The smell of the French herbal liqueur is fantastic. You can smell various aromas like rosemary, angelica, sage, pine, tonka bean, cocoa, mint, pepper, and hints of fruit. It's a very complex and pungent smell that is amazingly deep in flavor.


Once you take a sip of Green Chartreuse, the pronounced herbaceous and vegetal notes dominate. Its taste is bitter, very herbal, and at the same time sweet. Despite the intense herbal flavor, the liqueur is well-defined by a mentholated freshness.

The secret recipe of Green Chartreuse

The directions for making the liqueur are kept secret. Today only two monks know the exact recipe and are responsible for the production of the herbal liqueur. However, over time numerous sources claimed to know several ingredients to be part of the recipe.

Amongst those ingredients are angelica, arnica, cinnamon, costmary, genepi (a type of wormwood), hyssop, lemon balm, peppermint, and thyme. The list of ingredients for the yellow version is supposed to be quite similar to the green one. Only some additional components like cardamom seeds allegedly make the difference in ingredients.

Green Chartreuse cocktails

Green Chartreuse, with its beautiful light, jade-green color, is an excellent digestif. You can serve it chilled, but usually, you drink it at room temperature as the myriad of flavors can expand way better at higher temperatures.

Last word cocktail made with Green Chartreuse

As mentioned above, the taste is quite strong and complex. Drank neat, it can be a bit overwhelming, but once you add this elixir into cocktails, it can truly shine.

And when mixed with other ingredients, diluted by melted ice, Green Chartreuse can expand into a small flavor bomb. A perfect example of this is the Last Word cocktail. A true cocktail classic made of gin, maraschino liqueur, lime juice, and Green Chartreuse.

Different types of Chartreuse

Based on the traditional Green Chartreuse, over time, specific types of Chartreuse have been developed. It began in 1840 when besides the mild Green Chartreuse, the sweet Yellow Chartreuse got produced. But the recipes and the differences between them for the different Chartreuse versions are all kept secret.

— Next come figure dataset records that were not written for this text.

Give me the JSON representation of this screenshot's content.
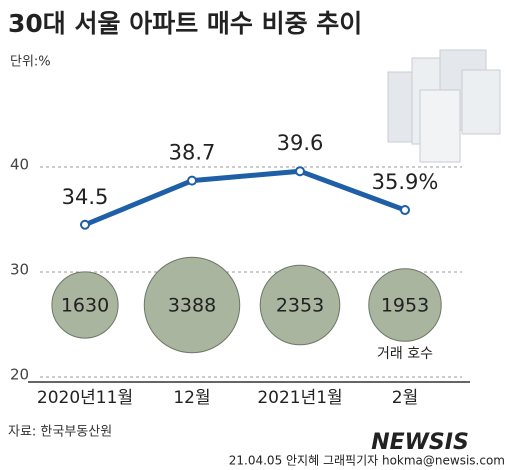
{
  "chart_data": {
    "type": "line",
    "title": "30대 서울 아파트 매수 비중 추이",
    "unit_label": "단위:%",
    "categories": [
      "2020년11월",
      "12월",
      "2021년1월",
      "2월"
    ],
    "series": [
      {
        "color": "#1f5fa8",
        "values": [
          34.5,
          38.7,
          39.6,
          35.9
        ],
        "value_labels": [
          "34.5",
          "38.7",
          "39.6",
          "35.9%"
        ]
      },
      {
        "name": "거래 호수",
        "type": "bubble",
        "color": "#a9b59f",
        "values": [
          1630,
          3388,
          2353,
          1953
        ]
      }
    ],
    "ylim": [
      20,
      45
    ],
    "yticks": [
      20,
      30,
      40
    ],
    "grid": true,
    "source": "자료: 한국부동산원",
    "credit": "21.04.05 안지혜 그래픽기자 hokma@newsis.com",
    "watermark": "NEWSIS"
  }
}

In 2007, a special edition was released by the name Cuvée des Meilleurs Ouvriers de France. It was a co-operation between the Chartreuse distillery and various Sommeliers, all of them amongst France's best craftsmen. The result was a Chartreuse of yellow color at 45% ABV. As this was a one-time thing, I excluded it from the list below and went for only a short mention instead.

Green Chartreuse

Let's start with the obvious. The Green Chartreuse is the most popular of all Chartreuse liqueurs. Made from a whopping 130 herbs and plants, it contains 55% ABV and is of natural green color.

Yellow Chartreuse

Yellow Chartreuse is a lighter and sweeter version. Besides the milder aroma, the yellow color and the lower alcohol content of 40% are the key differences to the traditional version.

Chartreuse VEP

VEP stands for Vieillissement Exceptionnellement Prolongé which literally translates to Aging Exceptionally Prolonged. In other words, this Chartreuse ages for a very long time, creating Chartreuse of excellent quality. You can get this amazing Chartreuse in both green and yellow.

Élixir Végétal de la Grande-Chartreuse

This is somehow the traditional version of Chartreuse. Made of the same 130 ingredients like the Green Chartreuse, it contains 69% ABV of alcohol. Comparable to the traditional recipe that resulted in a 71% ABV liqueur. This version is available for sale only in small bottles of 10cl, packed in wooden boxes.